Building upon one of the few consistent time-series of corruption indicators, namely the Control of Corruption indicator developed by the World Bank as part of the Worldwide Governance Indicators, the report first compares the average control of corruption score across the following regions: Asia and the Pacific, Eastern Europe and the Baltics, Former Soviet Union, Latin America, the Caribbean, Middle East and North Africa, Sub-Saharan Africa, and Western Europe, North America and Oceania. From this analysis, the latter emerges as the clear front-runner in control of corruption, followed by the Caribbean islands and Eastern European countries. At the other extreme, Sub-Saharan Africa and the Former Soviet Union present the lowest average scores among all eight regions. Considering a 15-year time span covered by the indicator, published for the first time in 1996, the assessment also shows that no single regional average has seen a significant statistical change during this period.
Nevertheless, a closer look country by country shows that significant change, both positive and negative, has taken place in about one fourth of the sample covered in the analysis. Out of these, 21 countries present significant improvement in control of corruption, whereas 27 show significant deterioration. In some regions, some of the best performers have managed to improve control of corruption even further in the past 15 years. This includes, for instance, Japan in Asia, Uruguay in Latin America, and Estonia in Eastern Europe. Similarly, some countries that were already at the bottom in their respective regions continued to further deteriorate. This was the case of Libya, in the Middle East and North Africa region, and Greece, in Western Europe. But most interesting are the cases of countries that have managed to achieve not only a statistically significant improvement, but also one of relatively large magnitude. Rwanda, Georgia and Liberia, for instance, have had their scores in the control of corruption indicator increase well over one point in a five-point scale – the World Bank indicator ranges from -2.5 to 2.5. It is true that Georgia and Liberia ranked very low in 1996, but at the same time, these and other countries with a similar trajectory make a case for the possibility of considerable improvement in a relatively short time horizon, when it comes to substantively changing a country’s governance regime.

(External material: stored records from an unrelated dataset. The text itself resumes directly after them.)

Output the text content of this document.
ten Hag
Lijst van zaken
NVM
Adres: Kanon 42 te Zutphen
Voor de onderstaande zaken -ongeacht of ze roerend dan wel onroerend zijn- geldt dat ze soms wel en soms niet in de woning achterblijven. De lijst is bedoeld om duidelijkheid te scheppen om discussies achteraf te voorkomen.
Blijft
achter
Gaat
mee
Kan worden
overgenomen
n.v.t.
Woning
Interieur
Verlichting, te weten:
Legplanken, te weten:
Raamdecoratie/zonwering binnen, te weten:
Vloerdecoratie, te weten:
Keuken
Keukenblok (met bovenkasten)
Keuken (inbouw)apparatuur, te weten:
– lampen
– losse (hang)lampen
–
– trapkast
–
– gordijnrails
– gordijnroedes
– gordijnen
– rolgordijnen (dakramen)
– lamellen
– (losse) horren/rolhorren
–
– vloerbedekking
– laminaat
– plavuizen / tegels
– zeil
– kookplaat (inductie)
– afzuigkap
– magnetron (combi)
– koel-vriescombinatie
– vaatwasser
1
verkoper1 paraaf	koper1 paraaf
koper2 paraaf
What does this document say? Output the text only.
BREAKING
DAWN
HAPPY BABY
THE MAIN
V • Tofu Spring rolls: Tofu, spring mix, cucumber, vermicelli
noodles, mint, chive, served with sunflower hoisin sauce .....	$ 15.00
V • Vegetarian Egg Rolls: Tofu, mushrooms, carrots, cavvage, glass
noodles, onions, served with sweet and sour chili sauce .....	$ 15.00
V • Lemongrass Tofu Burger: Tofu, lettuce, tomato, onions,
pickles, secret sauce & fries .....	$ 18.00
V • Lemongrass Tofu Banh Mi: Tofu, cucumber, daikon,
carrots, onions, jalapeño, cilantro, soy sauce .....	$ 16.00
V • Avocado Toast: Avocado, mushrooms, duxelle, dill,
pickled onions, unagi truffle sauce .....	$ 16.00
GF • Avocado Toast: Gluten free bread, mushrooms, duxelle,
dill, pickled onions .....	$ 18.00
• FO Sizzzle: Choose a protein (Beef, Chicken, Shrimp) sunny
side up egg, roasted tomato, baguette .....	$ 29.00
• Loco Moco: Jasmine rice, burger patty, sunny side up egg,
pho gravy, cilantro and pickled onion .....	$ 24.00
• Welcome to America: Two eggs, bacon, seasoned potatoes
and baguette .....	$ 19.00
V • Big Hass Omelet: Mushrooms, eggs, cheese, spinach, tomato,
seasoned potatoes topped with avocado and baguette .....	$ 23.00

What explains such positive developments? Previous research conducted by ERCAS suggests that it is difficult to pin down common causes for such diverse cases. In fact, improvements in control of corruption often seem to be not the fruit of a common path, but rather of country-specific dynamics where contextual conditions play an important role. For this reason, this global trends report goes beyond the comparison across countries at the global level and takes a regional approach to highlight regional positive outliers that are worth studying in order to shed more light on the historical and social changes that contribute to the achievement of good governance. The causes for such success stories will be the subject of future single-case studies in the scope of the ANTICORRP project.